Bonjour bonjour 
Dix-huitième minute. Je suffoque. J’ai la hanche droite douloureuse, les pas irréguliers parce que rythmés par mes écouteurs enragés, j’ai le coeur rapide et la peau collante. Je fixe tantôt le sol sur trois mètres, tantôt les hautes feuilles des platanes. Dix-huitième minute, je vais longer une péniche où se trouvent beaucoup de monde. Trop de monde. Ils sont bien habillés. C’est un mariage. Je distingue la mariée. Plus j’avance et plus le spectacle est grandiose: ils se marient sur un quai du canal du midi. Ils n’en sont qu’à l’apéritif. Bref, je me réjouis à l’heure qu’il est (je suis à peu près au milieu de l’embarcation), mais ne me doute pas de ce qui suit. J’avance encore, je scrute les gens un par un, cherchant qui pourra intéresser mon regard. Je croise une jeune femme élégamment habillée, anormalement bien habillée, et je porte une attention particulière à tant d’élégance: parce que c’est excessif, et parce que je n’ai que peu de distractions durant ma course. Je me dois de toutes les prendre, c’est cela mon voyage urbain simple et solitaire.

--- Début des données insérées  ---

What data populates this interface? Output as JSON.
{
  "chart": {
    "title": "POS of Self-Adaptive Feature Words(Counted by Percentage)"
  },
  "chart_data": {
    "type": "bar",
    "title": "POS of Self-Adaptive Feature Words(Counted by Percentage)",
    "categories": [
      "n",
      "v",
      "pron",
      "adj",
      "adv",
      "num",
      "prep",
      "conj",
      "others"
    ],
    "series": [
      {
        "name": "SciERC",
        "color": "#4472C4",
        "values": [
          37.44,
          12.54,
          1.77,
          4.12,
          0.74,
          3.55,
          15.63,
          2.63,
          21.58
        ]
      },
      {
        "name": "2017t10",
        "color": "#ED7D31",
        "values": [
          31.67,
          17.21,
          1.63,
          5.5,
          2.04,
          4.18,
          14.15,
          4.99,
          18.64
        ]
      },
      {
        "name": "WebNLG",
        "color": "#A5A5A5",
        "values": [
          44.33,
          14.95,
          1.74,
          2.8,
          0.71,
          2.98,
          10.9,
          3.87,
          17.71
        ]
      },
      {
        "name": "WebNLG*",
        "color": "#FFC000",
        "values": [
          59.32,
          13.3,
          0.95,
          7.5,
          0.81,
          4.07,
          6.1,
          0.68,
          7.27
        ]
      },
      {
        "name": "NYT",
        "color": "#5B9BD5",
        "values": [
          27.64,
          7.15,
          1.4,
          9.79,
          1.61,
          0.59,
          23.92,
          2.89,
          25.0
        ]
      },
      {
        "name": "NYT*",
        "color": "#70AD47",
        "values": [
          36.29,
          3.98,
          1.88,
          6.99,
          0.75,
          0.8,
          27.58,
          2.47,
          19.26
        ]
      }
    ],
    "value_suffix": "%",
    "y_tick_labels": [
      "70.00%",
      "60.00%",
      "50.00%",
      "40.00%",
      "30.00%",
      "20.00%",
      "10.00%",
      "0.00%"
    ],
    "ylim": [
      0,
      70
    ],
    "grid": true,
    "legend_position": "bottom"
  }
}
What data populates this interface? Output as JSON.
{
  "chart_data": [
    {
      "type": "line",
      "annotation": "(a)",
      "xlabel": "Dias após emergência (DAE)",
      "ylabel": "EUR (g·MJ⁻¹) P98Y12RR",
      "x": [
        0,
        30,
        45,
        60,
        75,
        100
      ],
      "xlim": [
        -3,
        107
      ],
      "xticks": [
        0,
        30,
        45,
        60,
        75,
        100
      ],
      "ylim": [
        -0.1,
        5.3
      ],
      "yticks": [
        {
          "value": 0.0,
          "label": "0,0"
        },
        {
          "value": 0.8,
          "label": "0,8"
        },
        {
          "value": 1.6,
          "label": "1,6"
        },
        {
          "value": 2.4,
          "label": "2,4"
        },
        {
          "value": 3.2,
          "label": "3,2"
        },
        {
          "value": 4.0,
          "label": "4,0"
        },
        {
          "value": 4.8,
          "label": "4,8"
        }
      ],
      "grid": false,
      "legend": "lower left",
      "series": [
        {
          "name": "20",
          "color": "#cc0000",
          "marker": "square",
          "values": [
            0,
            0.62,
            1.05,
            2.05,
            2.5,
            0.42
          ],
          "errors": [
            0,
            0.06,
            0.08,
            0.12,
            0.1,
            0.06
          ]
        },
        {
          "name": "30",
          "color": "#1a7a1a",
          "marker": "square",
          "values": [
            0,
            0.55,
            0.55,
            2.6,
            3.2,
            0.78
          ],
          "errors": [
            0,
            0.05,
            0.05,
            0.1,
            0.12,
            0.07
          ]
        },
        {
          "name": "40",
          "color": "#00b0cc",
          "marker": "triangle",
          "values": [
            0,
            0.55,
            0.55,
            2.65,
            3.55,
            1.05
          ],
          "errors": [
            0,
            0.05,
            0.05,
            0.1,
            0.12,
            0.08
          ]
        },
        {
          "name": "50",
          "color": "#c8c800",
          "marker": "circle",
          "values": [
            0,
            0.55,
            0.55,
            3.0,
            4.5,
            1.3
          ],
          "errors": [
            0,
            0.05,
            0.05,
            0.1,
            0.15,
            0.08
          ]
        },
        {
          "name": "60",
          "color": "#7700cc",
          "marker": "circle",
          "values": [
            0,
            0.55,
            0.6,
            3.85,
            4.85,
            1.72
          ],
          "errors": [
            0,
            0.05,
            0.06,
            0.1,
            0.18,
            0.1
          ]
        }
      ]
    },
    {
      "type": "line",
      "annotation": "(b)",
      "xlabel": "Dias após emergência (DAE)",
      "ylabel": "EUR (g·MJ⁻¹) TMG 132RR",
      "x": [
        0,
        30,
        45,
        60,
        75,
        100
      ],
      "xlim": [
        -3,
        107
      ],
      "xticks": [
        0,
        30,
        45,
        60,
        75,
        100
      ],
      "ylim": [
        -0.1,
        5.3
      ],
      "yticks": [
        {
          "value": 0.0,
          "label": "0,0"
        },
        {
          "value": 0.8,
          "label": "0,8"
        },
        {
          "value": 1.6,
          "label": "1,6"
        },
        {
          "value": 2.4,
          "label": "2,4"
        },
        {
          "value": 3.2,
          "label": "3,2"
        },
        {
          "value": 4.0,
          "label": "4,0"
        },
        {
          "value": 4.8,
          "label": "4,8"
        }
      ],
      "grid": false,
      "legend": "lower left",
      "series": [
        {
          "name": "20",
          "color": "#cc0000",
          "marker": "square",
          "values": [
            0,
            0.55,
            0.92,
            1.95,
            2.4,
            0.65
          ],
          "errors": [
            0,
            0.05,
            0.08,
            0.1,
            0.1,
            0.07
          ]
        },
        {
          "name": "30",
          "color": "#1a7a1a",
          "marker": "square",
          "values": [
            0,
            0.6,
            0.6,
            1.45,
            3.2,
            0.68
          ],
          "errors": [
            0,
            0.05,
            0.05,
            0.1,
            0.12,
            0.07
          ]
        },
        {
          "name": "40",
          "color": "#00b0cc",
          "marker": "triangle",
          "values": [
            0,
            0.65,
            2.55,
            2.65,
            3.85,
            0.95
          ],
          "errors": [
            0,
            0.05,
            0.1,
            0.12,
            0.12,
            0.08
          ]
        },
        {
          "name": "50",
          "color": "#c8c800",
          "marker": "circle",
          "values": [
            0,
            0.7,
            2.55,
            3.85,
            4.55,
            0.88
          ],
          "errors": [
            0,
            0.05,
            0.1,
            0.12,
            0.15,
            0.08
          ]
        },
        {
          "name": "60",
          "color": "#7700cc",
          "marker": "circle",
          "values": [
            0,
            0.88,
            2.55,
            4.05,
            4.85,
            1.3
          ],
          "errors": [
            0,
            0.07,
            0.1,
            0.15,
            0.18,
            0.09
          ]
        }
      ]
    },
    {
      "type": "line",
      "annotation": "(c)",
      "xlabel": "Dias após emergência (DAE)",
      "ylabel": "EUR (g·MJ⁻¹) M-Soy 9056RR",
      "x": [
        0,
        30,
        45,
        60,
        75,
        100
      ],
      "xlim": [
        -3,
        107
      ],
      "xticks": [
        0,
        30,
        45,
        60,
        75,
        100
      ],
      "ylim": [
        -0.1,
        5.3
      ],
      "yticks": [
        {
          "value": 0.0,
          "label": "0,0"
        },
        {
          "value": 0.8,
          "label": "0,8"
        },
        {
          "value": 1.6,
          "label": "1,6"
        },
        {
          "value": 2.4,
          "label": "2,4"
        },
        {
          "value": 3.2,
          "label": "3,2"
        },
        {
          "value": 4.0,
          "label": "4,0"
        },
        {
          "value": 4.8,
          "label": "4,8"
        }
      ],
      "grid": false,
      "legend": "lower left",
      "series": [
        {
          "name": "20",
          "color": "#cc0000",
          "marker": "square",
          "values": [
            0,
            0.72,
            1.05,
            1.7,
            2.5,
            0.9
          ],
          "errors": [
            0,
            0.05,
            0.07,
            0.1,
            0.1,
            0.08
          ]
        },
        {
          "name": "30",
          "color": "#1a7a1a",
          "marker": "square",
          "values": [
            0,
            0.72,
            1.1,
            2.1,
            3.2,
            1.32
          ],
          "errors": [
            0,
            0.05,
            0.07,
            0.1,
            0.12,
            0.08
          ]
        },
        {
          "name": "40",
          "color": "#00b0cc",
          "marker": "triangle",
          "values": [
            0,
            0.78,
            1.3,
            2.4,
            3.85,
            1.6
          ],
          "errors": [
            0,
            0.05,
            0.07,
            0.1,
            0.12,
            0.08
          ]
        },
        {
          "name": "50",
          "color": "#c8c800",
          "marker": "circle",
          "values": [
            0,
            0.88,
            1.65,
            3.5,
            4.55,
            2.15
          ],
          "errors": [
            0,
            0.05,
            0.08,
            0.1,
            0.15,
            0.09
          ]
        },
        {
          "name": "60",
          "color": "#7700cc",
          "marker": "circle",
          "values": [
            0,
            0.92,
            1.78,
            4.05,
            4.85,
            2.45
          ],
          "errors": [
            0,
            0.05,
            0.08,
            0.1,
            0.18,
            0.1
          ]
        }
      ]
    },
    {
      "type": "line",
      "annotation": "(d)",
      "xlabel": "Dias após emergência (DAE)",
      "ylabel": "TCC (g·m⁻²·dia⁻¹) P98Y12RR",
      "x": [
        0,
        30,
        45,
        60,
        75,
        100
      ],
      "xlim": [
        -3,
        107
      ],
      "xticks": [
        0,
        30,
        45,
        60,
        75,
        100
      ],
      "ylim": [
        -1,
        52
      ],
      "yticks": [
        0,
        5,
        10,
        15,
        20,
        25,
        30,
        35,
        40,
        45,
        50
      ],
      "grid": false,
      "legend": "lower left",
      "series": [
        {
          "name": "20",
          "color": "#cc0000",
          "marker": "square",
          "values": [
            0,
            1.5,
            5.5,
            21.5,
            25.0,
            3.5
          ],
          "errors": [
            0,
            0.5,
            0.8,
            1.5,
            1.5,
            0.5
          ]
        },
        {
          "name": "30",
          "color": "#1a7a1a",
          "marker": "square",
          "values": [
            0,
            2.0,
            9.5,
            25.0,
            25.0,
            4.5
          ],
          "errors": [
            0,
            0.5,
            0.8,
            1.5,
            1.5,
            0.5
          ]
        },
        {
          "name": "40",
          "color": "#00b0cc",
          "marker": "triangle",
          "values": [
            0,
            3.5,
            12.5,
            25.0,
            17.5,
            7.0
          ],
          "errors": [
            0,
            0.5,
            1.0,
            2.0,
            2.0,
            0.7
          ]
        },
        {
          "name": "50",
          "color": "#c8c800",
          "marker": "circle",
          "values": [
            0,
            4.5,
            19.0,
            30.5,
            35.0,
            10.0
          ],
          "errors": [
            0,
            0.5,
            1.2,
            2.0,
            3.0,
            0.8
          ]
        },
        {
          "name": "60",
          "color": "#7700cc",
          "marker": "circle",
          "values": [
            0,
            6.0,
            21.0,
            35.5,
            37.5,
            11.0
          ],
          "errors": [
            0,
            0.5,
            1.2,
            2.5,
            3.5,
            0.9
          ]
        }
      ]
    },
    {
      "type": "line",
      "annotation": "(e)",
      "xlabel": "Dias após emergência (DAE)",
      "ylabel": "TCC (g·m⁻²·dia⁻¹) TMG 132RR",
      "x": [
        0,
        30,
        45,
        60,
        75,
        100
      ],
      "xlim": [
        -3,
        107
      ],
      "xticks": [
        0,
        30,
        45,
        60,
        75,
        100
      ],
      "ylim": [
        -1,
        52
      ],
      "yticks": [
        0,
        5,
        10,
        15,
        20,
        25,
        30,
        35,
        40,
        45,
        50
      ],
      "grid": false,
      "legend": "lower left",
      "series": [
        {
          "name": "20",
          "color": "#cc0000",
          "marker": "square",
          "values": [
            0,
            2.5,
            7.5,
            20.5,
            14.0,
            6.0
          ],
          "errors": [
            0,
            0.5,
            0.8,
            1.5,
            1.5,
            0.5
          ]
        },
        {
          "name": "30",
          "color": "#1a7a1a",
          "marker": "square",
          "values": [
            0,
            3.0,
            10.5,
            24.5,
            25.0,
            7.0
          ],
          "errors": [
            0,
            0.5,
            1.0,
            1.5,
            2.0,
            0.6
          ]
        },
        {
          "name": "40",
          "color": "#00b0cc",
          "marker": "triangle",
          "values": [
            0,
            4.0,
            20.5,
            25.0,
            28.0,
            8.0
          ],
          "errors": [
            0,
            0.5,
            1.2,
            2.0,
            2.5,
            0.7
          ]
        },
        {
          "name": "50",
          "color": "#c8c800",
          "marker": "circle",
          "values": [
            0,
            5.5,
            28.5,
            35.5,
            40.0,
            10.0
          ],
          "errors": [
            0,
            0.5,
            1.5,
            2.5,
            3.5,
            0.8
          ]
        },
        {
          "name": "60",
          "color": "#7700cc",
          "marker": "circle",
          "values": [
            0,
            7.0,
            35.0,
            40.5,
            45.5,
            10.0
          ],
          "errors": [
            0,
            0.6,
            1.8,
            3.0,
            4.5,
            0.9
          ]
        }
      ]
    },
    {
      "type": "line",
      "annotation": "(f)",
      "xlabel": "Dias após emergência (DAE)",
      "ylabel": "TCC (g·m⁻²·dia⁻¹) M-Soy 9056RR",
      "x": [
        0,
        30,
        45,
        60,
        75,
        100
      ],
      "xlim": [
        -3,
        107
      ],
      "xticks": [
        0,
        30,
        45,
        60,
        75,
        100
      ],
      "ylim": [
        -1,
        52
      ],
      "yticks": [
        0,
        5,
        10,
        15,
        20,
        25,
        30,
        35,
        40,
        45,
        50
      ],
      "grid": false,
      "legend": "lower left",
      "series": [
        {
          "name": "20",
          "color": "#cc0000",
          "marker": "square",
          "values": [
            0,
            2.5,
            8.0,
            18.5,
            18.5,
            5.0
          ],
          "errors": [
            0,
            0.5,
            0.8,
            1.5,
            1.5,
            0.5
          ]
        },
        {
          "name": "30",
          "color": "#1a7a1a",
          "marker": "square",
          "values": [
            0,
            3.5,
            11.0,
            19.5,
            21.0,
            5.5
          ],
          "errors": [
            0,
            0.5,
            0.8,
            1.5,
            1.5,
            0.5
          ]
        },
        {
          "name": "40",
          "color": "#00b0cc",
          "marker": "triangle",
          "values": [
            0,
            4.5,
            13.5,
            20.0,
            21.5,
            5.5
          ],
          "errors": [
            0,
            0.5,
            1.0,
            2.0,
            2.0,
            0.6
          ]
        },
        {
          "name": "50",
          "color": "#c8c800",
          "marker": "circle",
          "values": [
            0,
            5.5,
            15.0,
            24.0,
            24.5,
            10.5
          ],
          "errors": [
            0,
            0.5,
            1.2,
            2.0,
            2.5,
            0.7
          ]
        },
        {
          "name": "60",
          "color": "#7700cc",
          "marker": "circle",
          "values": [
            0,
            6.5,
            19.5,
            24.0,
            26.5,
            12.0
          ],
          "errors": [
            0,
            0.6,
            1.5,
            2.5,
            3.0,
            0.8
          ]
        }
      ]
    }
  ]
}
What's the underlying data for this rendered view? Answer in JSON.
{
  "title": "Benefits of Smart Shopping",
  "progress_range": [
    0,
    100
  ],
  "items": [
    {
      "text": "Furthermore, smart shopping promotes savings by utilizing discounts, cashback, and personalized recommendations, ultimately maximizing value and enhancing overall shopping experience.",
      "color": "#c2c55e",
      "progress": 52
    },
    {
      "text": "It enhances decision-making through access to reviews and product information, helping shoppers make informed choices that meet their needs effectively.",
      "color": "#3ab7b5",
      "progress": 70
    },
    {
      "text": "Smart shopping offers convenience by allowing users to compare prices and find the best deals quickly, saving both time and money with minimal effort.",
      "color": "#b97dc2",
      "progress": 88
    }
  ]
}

Mais tout se passe à l’arrière du bateau, presque adossé à la barrière. Un homme roux, planté debout, sans contact physique avec la barrière, mains dans les poches. Je passe mes yeux instables sur lui comme sur les autres, et je ne m’y serait pas arrêté si son regard n’avait pas été d’une expressivité incroyable. Je ne peux qu’interpréter, sur-interpréter, un tel regard, un regard aussi complexe. Mais je sais que je ne me fais pas d’illusion parce qu’il me suit jusqu’à ce que je doive le laisser hors de mon champ de vision pour suivre mon chemin. C’était étonnant: il était seul, planté là, en retrait sur la péniche, seul et sans verre dans un apéritif de mariage. Et quand il me regarde il rêve de courir. Il n’a jamais couru mais il rêve de courir. Il m’envie en tant qu’individu dont la situation actuelle est le parfait échappatoire à une vie dont il ne veut plus depuis un bon moment. Seulement le mariage, institution idéalisée, stéréotypée depuis notre plus naïve enfance, est le moment dramatique pour les invités (quand ce ne sont les mariés) de questionner leur existence. Où j’en suis? Ce pauvre bonhomme sait très bien où il en est. Seul et pourtant la trentaine. Seul je veux dire bon, peut être que sa femme est chez lui, peut-être a elle juste eu un empêchement. Mais ce mec est délibérément seul quoi qu’il en soit.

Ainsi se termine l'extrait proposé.